What you're missing here is that should representative Doe fail to be re-elected, then candidates Smith and Williams, one of whom will replace Doe as the new representative, will both have been pre-selected by the power brokers to have whatever characteristics they require at the moment. These may be exactly the same as rep. Doe. Depriving an individual of the job is not effective in altering the system when each replacement individual is pre-selected.

The basic problem is that the power brokers - political parties, driven by moneyed and powerful interests - are not accountable. But they are the ones actually controlling the precise selection of the representatives.

It's as if you go to the only store there is, intending to buy yogurt, because you don't like cheese. But they don't offer yogurt. They offer cheese. They offer you a choice of two types of cheese. You pick the cheese that seems least offensive to you. But it's not yogurt. It will never be yogurt. And you will keep buying cheese. Furthermore, it turns out that it's the same cheese either way. They just change the labels. You cannot resolve your preference for yogurt, because its a situation that only offers cheese. Suggestions that you switch to a new cheese don't really address the problem.

Comment: Re:No democracy here, I'm afraid (Score 2) 507

Here's the thing. It happens quite a bit right here on slashdot. The rationale "most people want this, so we should have it" is constantly trotted out. That's because people have an extremely simplistic (and foolish) view of how things "ought" to go. We're not a democracy. We have tiny, diseased democratic process segments. No more than that. Everything else is managed in a decidedly non-majoritarian manner. Oligarchy. Say it, believe it. It's what we have today.

Comment: Re:Takings (Score 1) 507

Your "issue" is that you presume other people have an obligation to be your unpaid servants. Or do you perhaps think that you owning the real estate you mentioned earlier means anything without the systems tracking and backing such ownership?

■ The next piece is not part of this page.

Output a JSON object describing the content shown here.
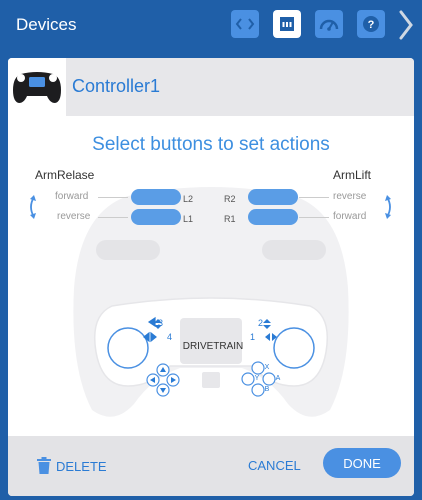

What the heck are you talking about? Did you even read the thread? The only mention I made of real estate is as an example of (just one of many) uses of forced takings by the government against the citizenry, I didn't say a flipping *word* about the systems for tracking same -- I was talking about things taken against the citizen's will to accomplish goals opposed to the citizen's principles. Nor do I think *anyone* has an obligation to be my servant, paid or not. I have no idea what you're actually trying to say, but I suggest you start over again, this time paying more attention to what you read.

Comment: Re:Takings (Score 2) 507

Hacking your computer to get your online banking password and subsequently emptying your account doesn't involve force or the threat of force

You're quite wrong. This is a forceful act, undertaken against my will. You're very confused. Violence is not the only form of force, you know.

Of course you have an option for paying taxes: don't live in a society that demands rent from you for the privilege.

No. This old canard incorrectly presumes that there is somewhere to go that resolves the issues you have with where you are; it also incorrectly presumes that such mobility is practical or even possible. All of these are disingenuous presumptions.

Q: What is the difference between a duck? A: One leg is both the same.